5.      Freed, E.O., and M.A. Martin.  1995. The Role of Human Immunodeficiency Virus Type 1 Envelope Glycoproteins in Virus Infection.  J. Biol Chem. 270: 23883-23886.

6.      Min, L., S. Blacklow, and P.S. Kim.  1995.  A Trimeric Structural Domain of the HIV-1 Transmembrane Glycoprotein.  Nature Structural Biology. 2: 1075-1082.

7.      Tan, K., J. Liu, J. Wang, S. Shen, and M. Lu.  1997.  Atomic Structure of a Thermostable Subdomain of HIV-1 gp41.  Proc. Natl. Acad. Sci. USA. 94: 12303-12308.

8.      Weng, Y.,  and C.D. Wiess.  1998. Mutational Analysis of Residues in the Coiled-Coil Domain of Human Immunodeficiency Virus Type 1 Transmembrane Protein gp41.  J. Virol. 72: 9676-9682.

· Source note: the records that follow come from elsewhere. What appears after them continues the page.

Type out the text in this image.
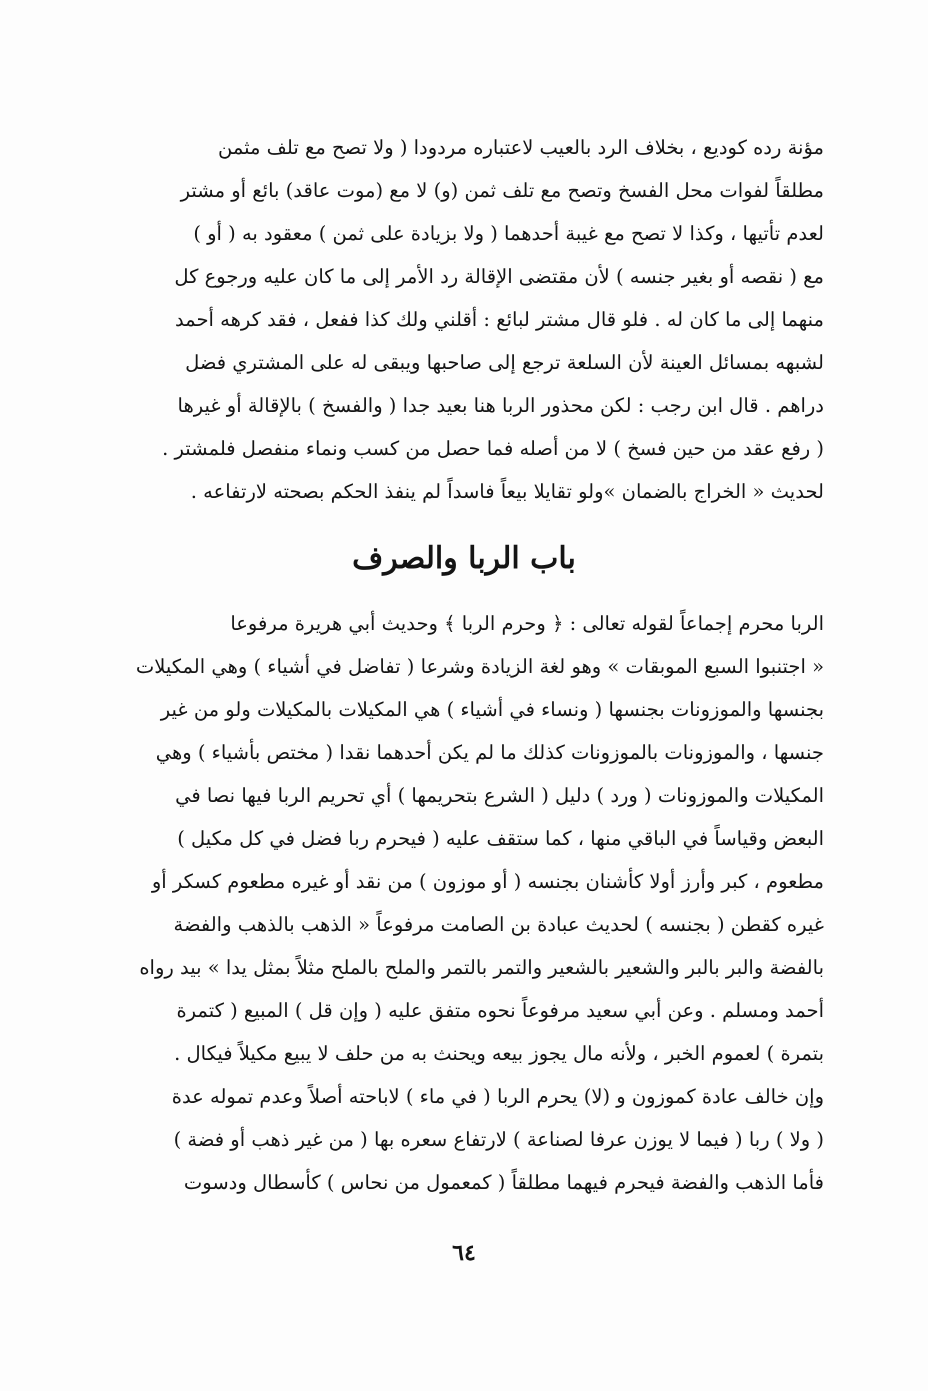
مؤنة رده كوديع ، بخلاف الرد بالعيب لاعتباره مردودا ( ولا تصح مع تلف مثمن
مطلقاً لفوات محل الفسخ وتصح مع تلف ثمن (و) لا مع (موت عاقد) بائع أو مشتر
لعدم تأتيها ، وكذا لا تصح مع غيبة أحدهما ( ولا بزيادة على ثمن ) معقود به ( أو )
مع ( نقصه أو بغير جنسه ) لأن مقتضى الإقالة رد الأمر إلى ما كان عليه ورجوع كل
منهما إلى ما كان له . فلو قال مشتر لبائع : أقلني ولك كذا ففعل ، فقد كرهه أحمد
لشبهه بمسائل العينة لأن السلعة ترجع إلى صاحبها ويبقى له على المشتري فضل
دراهم . قال ابن رجب : لكن محذور الربا هنا بعيد جدا ( والفسخ ) بالإقالة أو غيرها
( رفع عقد من حين فسخ ) لا من أصله فما حصل من كسب ونماء منفصل فلمشتر .
لحديث « الخراج بالضمان »ولو تقايلا بيعاً فاسداً لم ينفذ الحكم بصحته لارتفاعه .
باب الربا والصرف
الربا محرم إجماعاً لقوله تعالى : ﴿ وحرم الربا ﴾ وحديث أبي هريرة مرفوعا
« اجتنبوا السبع الموبقات » وهو لغة الزيادة وشرعا ( تفاضل في أشياء ) وهي المكيلات
بجنسها والموزونات بجنسها ( ونساء في أشياء ) هي المكيلات بالمكيلات ولو من غير
جنسها ، والموزونات بالموزونات كذلك ما لم يكن أحدهما نقدا ( مختص بأشياء ) وهي
المكيلات والموزونات ( ورد ) دليل ( الشرع بتحريمها ) أي تحريم الربا فيها نصا في
البعض وقياساً في الباقي منها ، كما ستقف عليه ( فيحرم ربا فضل في كل مكيل )
مطعوم ، كبر وأرز أولا كأشنان بجنسه ( أو موزون ) من نقد أو غيره مطعوم كسكر أو
غيره كقطن ( بجنسه ) لحديث عبادة بن الصامت مرفوعاً « الذهب بالذهب والفضة
بالفضة والبر بالبر والشعير بالشعير والتمر بالتمر والملح بالملح مثلاً بمثل يدا » بيد رواه
أحمد ومسلم . وعن أبي سعيد مرفوعاً نحوه متفق عليه ( وإن قل ) المبيع ( كتمرة
بتمرة ) لعموم الخبر ، ولأنه مال يجوز بيعه ويحنث به من حلف لا يبيع مكيلاً فيكال .
وإن خالف عادة كموزون و (لا) يحرم الربا ( في ماء ) لاباحته أصلاً وعدم تموله عدة
( ولا ) ربا ( فيما لا يوزن عرفا لصناعة ) لارتفاع سعره بها ( من غير ذهب أو فضة )
فأما الذهب والفضة فيحرم فيهما مطلقاً ( كمعمول من نحاس ) كأسطال ودسوت
٦٤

9.      Weng, Y., Z. Yang, and C.D. Weiss.  2000.  Structure-Function Studies of the Self-Assembly Domain of the Human Immunodeficiency Virus Type 1 Transmembrane Protein gp41.  J. Virol. 74: 5368-5372.

 

 

EXECUTIVE SUMMARY:

 

            The spread of HIV world-wide has grown to epidemic proportions.  The need for an effective vaccine is of vital importance.  There are many different approaches being studied in the hopes of attaining this goal. One such area focuses on the envelope of the virus as a potential target.  The envelope contains a transmembrane protein, gp41 which is non-covalently bound to the gp120 protein.  Glycoprotein 41 has been shown to play a pivotal role in the viral fusion to target cells.  It is due to this fact that gp41 has been extensively studied, as it shows great potential for vaccine research. 

            The study of gp41 has yielded a great deal of results.  Just before viral fusion, the structure of gp41 changes conformations.  This conformational change enables the virus to fuse to the target cell.  It is believed that if the intermediate of this structural change could be isolated, it may play a critical role in the search for a vaccine.  The hope is that an intermediate structure which looks similar to natural, wild-type, virus, yet at the same time is non-function (incapable of binding cells) would, when inserted into a subject, elicit an antibody response. These antibodies would then be capable of neutralizing any natural HIV-1 virions they might come in contact with.

            In this study, four separate amino acid substitutions were incorporated into the envelope protein gp41.  The results showed that three of the four mutations were non-functional, while the fourth showed a decrease in activity.  Two of the four mutations were further studied to analyze the surface proteins of cells expressing these mutant envelope proteins.  In both cases the proteins present on the cell surface were similar to those present on the surface of natural, wild-type envelopes.  This research shows that the mutations produced, that are non-functional, yet structurally similar to wild-type show great potential to be elements in the search for a vaccine.